The emergence and increased accessibility of Artificial Intelligence (AI) means big things for fintech. Banking- and finance-related complexities and problems that humans have had trouble addressing are now easily solvable through the use of software and algorithms.
The banking and finance sector is being revolutionized, as AI “toolboxes” are much cheaper to acquire and implement. With the help of AI, banks, NBFCs and fintech startups can create products that are more personally tailored to customers, at a lower price. Through detailed analysis by algorithms and AI, banks can better cater to each customer and cut costs at the same time.
Bill Gates once said, “Banking is necessary, banks are not.” According to Anders Kofod-Petersen, vice-director of the Alexandra Institute and a professor of AI, he was right.
“We have needed banks until recently, because doing clever banking requires personnel.
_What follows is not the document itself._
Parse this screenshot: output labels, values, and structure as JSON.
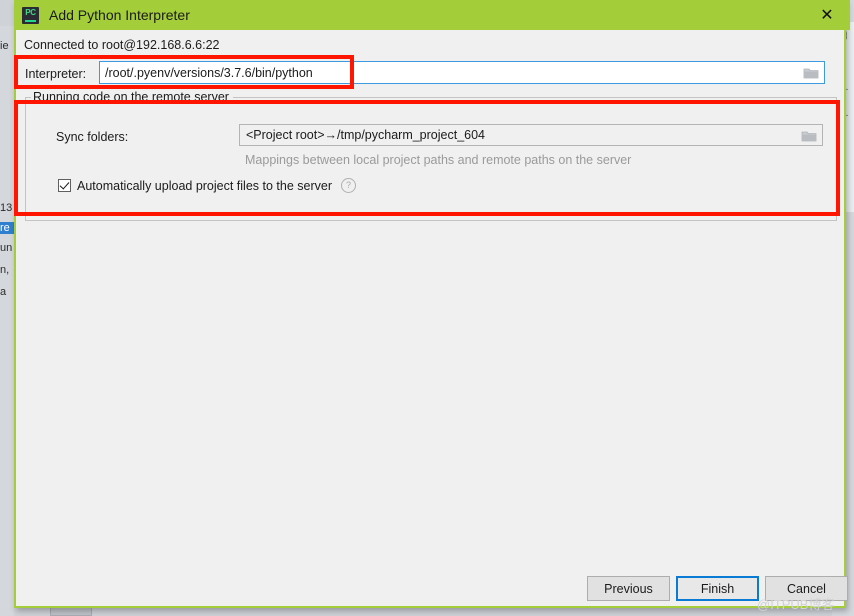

But if we can replace this personnel with algorithms, we don’t actually need banks anymore.”
For example, the process of calculating credit and processing loan approval becomes much faster with the help of AI tools. It’s a simple problem for a machine, but a very difficult one for a human. There’s also a difference between calculating someone’s credit rating and being able to accurately predict whether that person can pay back their mortgage. With the help of AI, these answers can be obtained in less than 12 hours.
“You can’t get to know all your customers, but with the toolbox you can calculate this sort of thing pretty easily and personalize services with greater ease,” says Kofod-Petersen.
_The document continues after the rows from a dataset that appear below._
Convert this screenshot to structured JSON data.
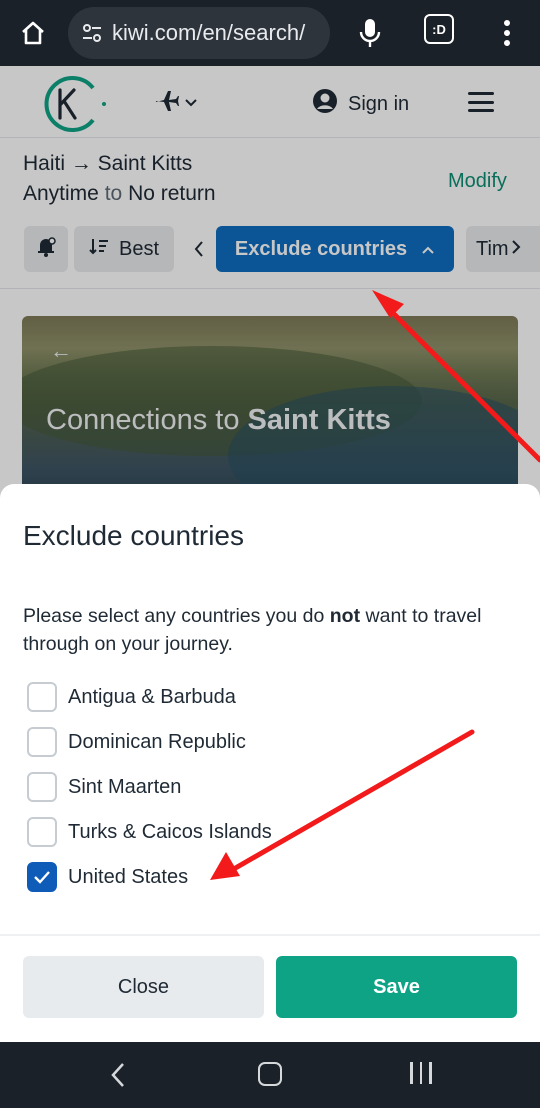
{
  "browser": {
    "url": "kiwi.com/en/search/",
    "tabs_label": ":D"
  },
  "header": {
    "sign_in": "Sign in"
  },
  "search": {
    "route": "Haiti → Saint Kitts",
    "dates_from": "Anytime",
    "dates_to_word": "to",
    "dates_to": "No return",
    "modify": "Modify"
  },
  "filters": {
    "sort_label": "Best",
    "exclude_label": "Exclude countries",
    "time_label": "Tim"
  },
  "hero": {
    "title_prefix": "Connections to",
    "title_place": "Saint Kitts"
  },
  "sheet": {
    "title": "Exclude countries",
    "desc_before": "Please select any countries you do ",
    "desc_bold": "not",
    "desc_after": " want to travel through on your journey.",
    "options": [
      {
        "label": "Antigua & Barbuda",
        "checked": false
      },
      {
        "label": "Dominican Republic",
        "checked": false
      },
      {
        "label": "Sint Maarten",
        "checked": false
      },
      {
        "label": "Turks & Caicos Islands",
        "checked": false
      },
      {
        "label": "United States",
        "checked": true
      }
    ],
    "close": "Close",
    "save": "Save"
  },
  "colors": {
    "brand_green": "#0fa386",
    "active_blue": "#0f6cbf",
    "annotation_red": "#f21a1a"
  }
}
Fintechs are adapting rapidly to this changing landscape of more accessible open-source AI by offering customer-friendly products and services that streamline the banking process. If banks don’t catch up in their utilisation of AI, fintech startups will win big, as they will cut operation costs, meet customer demands and expand market reach.
“Clever algorithms are winning. The discussion about whether you need human insights for this sort of thing is over: you don’t,” says Peterson.
For historical reasons, many financial services have relied on people-solving tasks; however, these tasks can now be handled by software. There’s an ongoing debate in investment: You can pay some banking guy who can outperform the market, or you can put in funds that follow an index. Currently, the probability that an investment banker can outperform the market is about the same as the probability that a monkey with darts can outperform the market.
Today, AI is a toolbox, just like a toolbox you’d buy at any DIY shop. However, this toolbox solves digital problems. Recently, many of these tools have been made accessible because there’s a lot of software that anybody can access. So, the AI toolbox has become a lot more accessible and much cheaper. It boils down to this: Five years ago, you had to build your own toolbox; today, you can find it online.